とはいえ、その子の問題は見えても、それを相手にどう伝えたら良いのか、私には経験が足りませんでした。うまく伝えないと、ただいたずらに若い看護師の柔らかな心をを傷つけてしまいかねません。覚悟が足りないからといって、彼女の職業や未来までも奪いたいわけではないのです。

 

思案の結果、人生の大先輩でもあり、看護師としても先輩である病棟師長にフォローをお願いして、すぐに彼女を別室に呼び出しました。

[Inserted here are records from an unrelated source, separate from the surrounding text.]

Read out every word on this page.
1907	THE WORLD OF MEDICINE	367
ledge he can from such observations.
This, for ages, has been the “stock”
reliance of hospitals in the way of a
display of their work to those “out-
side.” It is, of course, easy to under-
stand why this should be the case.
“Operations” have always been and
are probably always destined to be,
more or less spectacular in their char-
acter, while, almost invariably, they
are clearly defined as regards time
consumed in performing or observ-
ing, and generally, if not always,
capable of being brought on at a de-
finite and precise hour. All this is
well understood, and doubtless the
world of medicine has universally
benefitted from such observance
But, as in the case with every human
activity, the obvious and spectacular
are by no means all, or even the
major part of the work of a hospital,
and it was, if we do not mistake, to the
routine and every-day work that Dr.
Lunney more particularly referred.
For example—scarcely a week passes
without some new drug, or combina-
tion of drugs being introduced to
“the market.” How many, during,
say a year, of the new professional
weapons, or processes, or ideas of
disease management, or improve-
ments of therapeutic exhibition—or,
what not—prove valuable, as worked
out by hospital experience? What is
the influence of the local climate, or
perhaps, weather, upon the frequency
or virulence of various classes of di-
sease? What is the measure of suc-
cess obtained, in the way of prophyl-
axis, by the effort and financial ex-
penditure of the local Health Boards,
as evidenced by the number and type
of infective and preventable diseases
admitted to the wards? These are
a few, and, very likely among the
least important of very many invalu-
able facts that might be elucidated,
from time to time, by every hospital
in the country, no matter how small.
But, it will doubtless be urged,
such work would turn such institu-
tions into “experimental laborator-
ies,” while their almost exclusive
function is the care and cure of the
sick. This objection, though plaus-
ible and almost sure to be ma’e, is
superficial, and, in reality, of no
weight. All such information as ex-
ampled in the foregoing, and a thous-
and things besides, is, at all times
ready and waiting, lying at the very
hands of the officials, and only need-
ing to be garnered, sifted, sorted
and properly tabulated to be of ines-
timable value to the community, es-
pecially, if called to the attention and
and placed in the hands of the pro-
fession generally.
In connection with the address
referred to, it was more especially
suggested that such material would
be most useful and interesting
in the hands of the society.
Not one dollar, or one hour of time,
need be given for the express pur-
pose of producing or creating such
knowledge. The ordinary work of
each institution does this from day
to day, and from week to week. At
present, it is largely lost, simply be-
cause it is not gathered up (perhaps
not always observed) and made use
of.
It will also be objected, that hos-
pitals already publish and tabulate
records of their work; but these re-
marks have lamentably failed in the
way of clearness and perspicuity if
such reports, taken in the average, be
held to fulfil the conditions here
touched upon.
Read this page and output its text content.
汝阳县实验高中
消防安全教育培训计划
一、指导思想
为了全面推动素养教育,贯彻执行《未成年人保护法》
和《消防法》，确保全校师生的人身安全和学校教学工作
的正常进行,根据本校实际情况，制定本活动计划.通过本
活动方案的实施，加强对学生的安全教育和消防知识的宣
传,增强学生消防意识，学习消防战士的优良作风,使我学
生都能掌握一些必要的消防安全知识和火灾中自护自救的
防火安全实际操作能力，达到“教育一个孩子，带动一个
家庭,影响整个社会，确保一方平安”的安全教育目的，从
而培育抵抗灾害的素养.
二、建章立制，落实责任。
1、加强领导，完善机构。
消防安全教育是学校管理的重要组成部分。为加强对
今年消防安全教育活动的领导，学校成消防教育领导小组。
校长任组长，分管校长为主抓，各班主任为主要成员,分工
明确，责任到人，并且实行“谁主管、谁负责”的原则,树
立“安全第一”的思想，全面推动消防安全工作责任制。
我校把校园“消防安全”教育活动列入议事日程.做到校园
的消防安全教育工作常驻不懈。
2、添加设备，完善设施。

その頃の彼女は「辞めたい」と口にするようになっていたので、急いでケアする必要があると思いました。

 

別室にいるのは私だけかと思っていたらしい彼女は、師長の顔を見るなり泣き出しました。

 

「看護の仕事がこんなにも辛いとは思わなかった。
先輩は優しくないし、患者さんは意地悪だし!
こんなに頑張っているのに、私を叱る人ばかりで、誰も私を褒めてくれない!!」

 

……彼女の気持ちが、すごくわかる方も多いのではないでしょうか。
私もその一人です。

 

師長は頷きながら聞いていましたが、彼女の言い分が終わると、厳しい声でこのようなことを言ったのです。

 

「看護学校に入学したら、よほど勉強をサボるか、運が悪いかしなければ、免許は取れます。
でも、免許があるから看護師、というわけじゃありません。
免許は看護師としての仕事をするためのパスポートであって、あなたの身分を保障するものではないんです」

 

うなだれた彼女に、師長は優しく語りかけました。

 

「あなたは、看護師になるために、ほとんど苦労もしなかったのでしょう。
学校の勉強も、実習も、そんなに一所懸命にならなくても、楽にこなすことができた。
――だからこそ、そんな気楽に辞めるだなんて口にできるんです。
苦労した末に取った免許だったら、そう簡単に『辞める』なんて言わないものよ」

 

実際、師長の見抜いた通りだったようです。
彼女は看護学校での成績も悪くなく、実習でもあまり苦労もせずに卒業したのだとか。

 

今の若い看護師さんを見ていると、看護学校で苦労をしまくってたと言う人の方が少なくて、彼女たちは口を開けば「辞めたい」と言っているような気がします。

 

泣いている彼女に、私はこう提案しました。
「一度、本気で仕事に向き合ってごらん?
長い期間じゃなくてもいいから、その期間だけ、生活の中心が看護に関することにするの。
騙されたと思ってやってみ、面白いことが起こるから」

 

彼女自身、何か思うところがあったのでしょう。
最初の一週間は仕事に集中できなさそうな様子でしたが、その次の週くらいから、驚くほどの集中力で仕事に向き合っていました。

 

で、一ヶ月ほどで彼女は先輩たちと打ち解けて、最初に定めた期限に二ヶ月も経つ頃には、時々、新人らしいミスをするものの、病棟でもある程度の即戦力になった彼女がいました。

 

看護の仕事が楽しくなれば、辞めたいなんて思わないもの。
仲間もできてしまえば、辞めたい気持ちなんて、なかったかのような態度で仕事をするようになるものです。

 

人間、本気で向き合った物事に対しては、愛着が湧くものです。
仕事が面白くなくて、そろそろ辞めようかな、と思っているあなた、騙されたと思って、二ヶ月だけ頑張ってみませんか?
――それで面白くなければ辞めるなり、職場を変わるなりすればいいのです。

 

仕事に真剣に向き合ったという『事実』は、あなたの中に誰にも崩されない『自信』を築いているはずですから。

 

 


 【岡田久美】 兵庫県出身。看護書籍の編集とゲームシナリオライターを本業に、フリーの看護師として活躍中。いつでもどこでもどんなところでも勤務できるオールマイティな看護師を目指し、これまでの勤務職場は病院、クリニックなど30以上。

著書に「看護師の流した涙」(ぶんか社)がある。